Most people I have known (and vice versa) have most consistently associated me to apologies. Generally, there are two ways to look at this – that I make as many mistakes to apologize for and then there is a positive outlook on all of this that I am ready accept when I am wrong.
Now, here is my take on this whole situation; I like to believe that everything can be dealt with – whether it is a emotional, materialistic or even physical – everything can be addressed at a psychological level, and all you need is time and someone to bounce your thoughts off. Don’t get me wrong, I am not saying it actually is the reality but what I mean is, let’s believe that it could be and that is worth the shot.
Probably this is why I am usually in situations where I am always in the endless (even pointless, if you look at it from others’ perspective) intent on discussing these problems. I don’t recall anyone actually liking these conversations – and to be honest, these are never pleasant and are often around a gloomy topic rather than a positive keynote. And I realize this, and which is the reason why I apologize most to the people that I am really close to. It is not that I like hurting people or their emotions, or that I do not want to learn from my mistakes, but it is that feeling inside me where I want to try to help someone (and sometimes myself too) through a problem.
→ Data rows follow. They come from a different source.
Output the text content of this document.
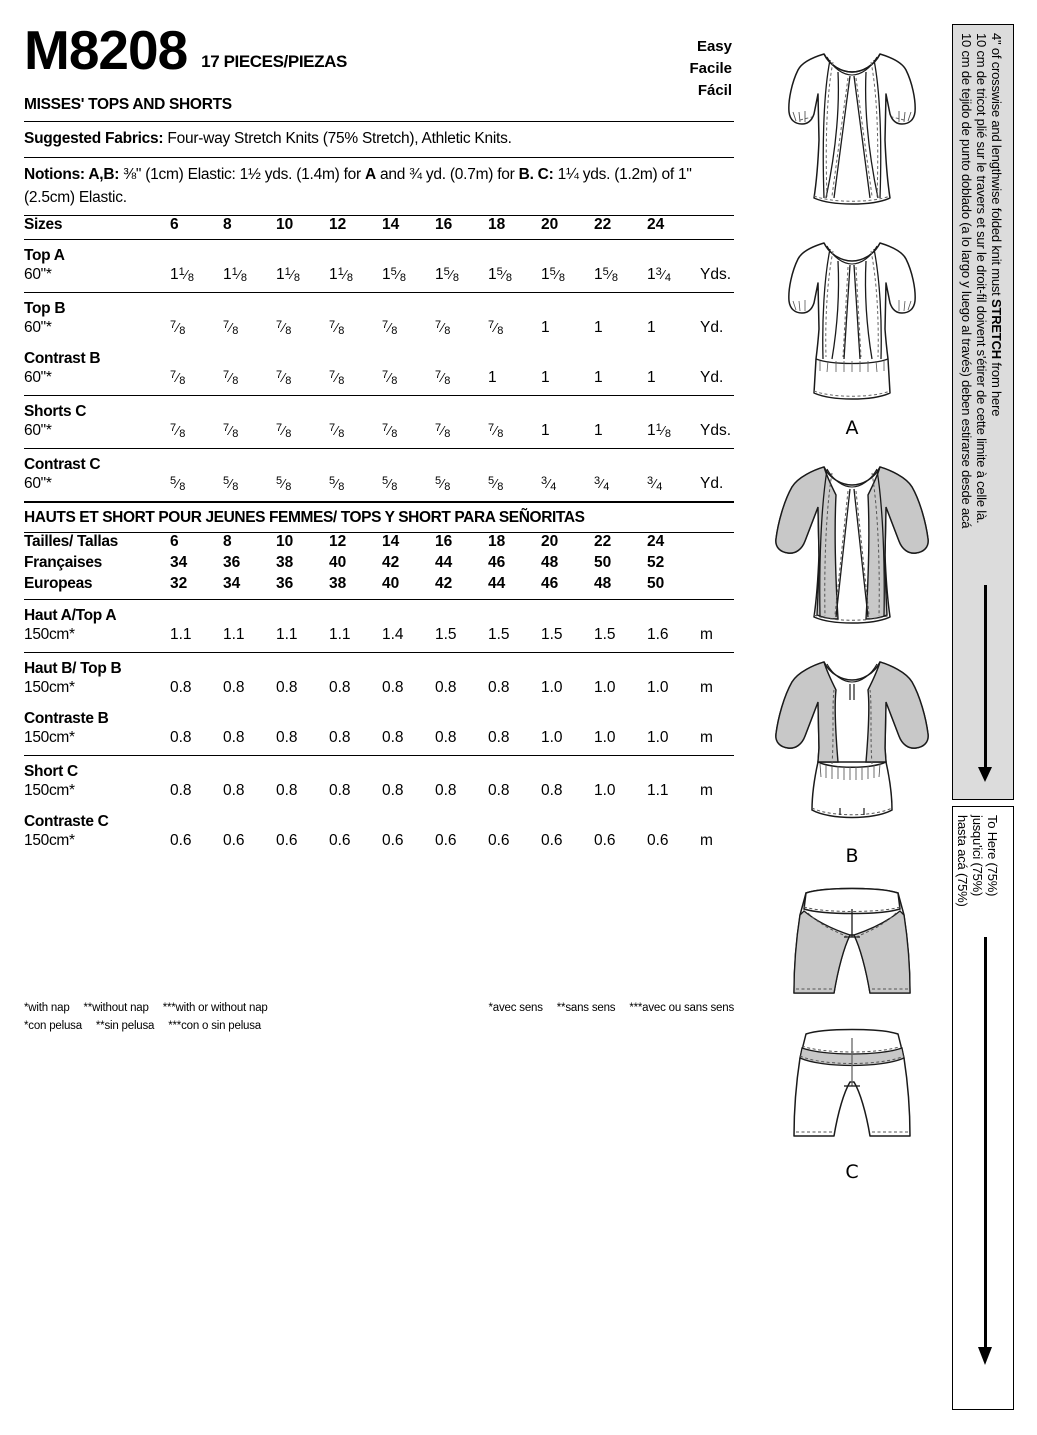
M8208 17 PIECES/PIEZAS
Easy
Facile
Fácil
MISSES' TOPS AND SHORTS
Suggested Fabrics: Four-way Stretch Knits (75% Stretch), Athletic Knits.
Notions: A,B: ⅜" (1cm) Elastic: 1½ yds. (1.4m) for A and ¾ yd. (0.7m) for B. C: 1¼ yds. (1.2m) of 1" (2.5cm) Elastic.
Sizes	6	8	10	12	14	16	18	20	22	24	

Top A											
60"*	11⁄8	11⁄8	11⁄8	11⁄8	15⁄8	15⁄8	15⁄8	15⁄8	15⁄8	13⁄4	Yds.

Top B											
60"*	7⁄8	7⁄8	7⁄8	7⁄8	7⁄8	7⁄8	7⁄8	1	1	1	Yd.
Contrast B											
60"*	7⁄8	7⁄8	7⁄8	7⁄8	7⁄8	7⁄8	1	1	1	1	Yd.

Shorts C											
60"*	7⁄8	7⁄8	7⁄8	7⁄8	7⁄8	7⁄8	7⁄8	1	1	11⁄8	Yds.

Contrast C											
60"*	5⁄8	5⁄8	5⁄8	5⁄8	5⁄8	5⁄8	5⁄8	3⁄4	3⁄4	3⁄4	Yd.

HAUTS ET SHORT POUR JEUNES FEMMES/ TOPS Y SHORT PARA SEÑORITAS
Tailles/ Tallas	6	8	10	12	14	16	18	20	22	24	
Françaises	34	36	38	40	42	44	46	48	50	52	
Europeas	32	34	36	38	40	42	44	46	48	50	

Haut A/Top A											
150cm*	1.1	1.1	1.1	1.1	1.4	1.5	1.5	1.5	1.5	1.6	m

Haut B/ Top B											
150cm*	0.8	0.8	0.8	0.8	0.8	0.8	0.8	1.0	1.0	1.0	m
Contraste B											
150cm*	0.8	0.8	0.8	0.8	0.8	0.8	0.8	1.0	1.0	1.0	m

Short C											
150cm*	0.8	0.8	0.8	0.8	0.8	0.8	0.8	0.8	1.0	1.1	m
Contraste C											
150cm*	0.6	0.6	0.6	0.6	0.6	0.6	0.6	0.6	0.6	0.6	m
*with nap **without nap ***with or without nap	*avec sens **sans sens ***avec ou sans sens
*con pelusa **sin pelusa ***con o sin pelusa
A
B
C
4" of crosswise and lengthwise folded knit must STRETCH from here
10 cm de tricot plié sur le travers et sur le droit-fil doivent s'étirer de cette limite à celle là.
10 cm de tejido de punto doblado (a lo largo y luego al través) deben estirarse desde acá
To Here (75%)
jusqu'ici (75%)
hasta acá (75%)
Something that I am realizing now is that not everyone wants to listen to you (why should they?) going on about an issue (why always the problems?!) which they could possibly do away with (why can’t they ignore some of these problems?). I didn’t learnt this the easy way, but it better that I did instead of putting someone through this mess time and time again. I should really learn to give people their space (emotionally) and learn to draw (and stick!) to the boundaries that are quintessential for any two people to connect (and stay that way). An apology doesn’t cut it after a while; I don’t expect this to explain everything to those who had to face from me, but what I want you to know is that it was never my intention to hurt anyone – and I know that I still did!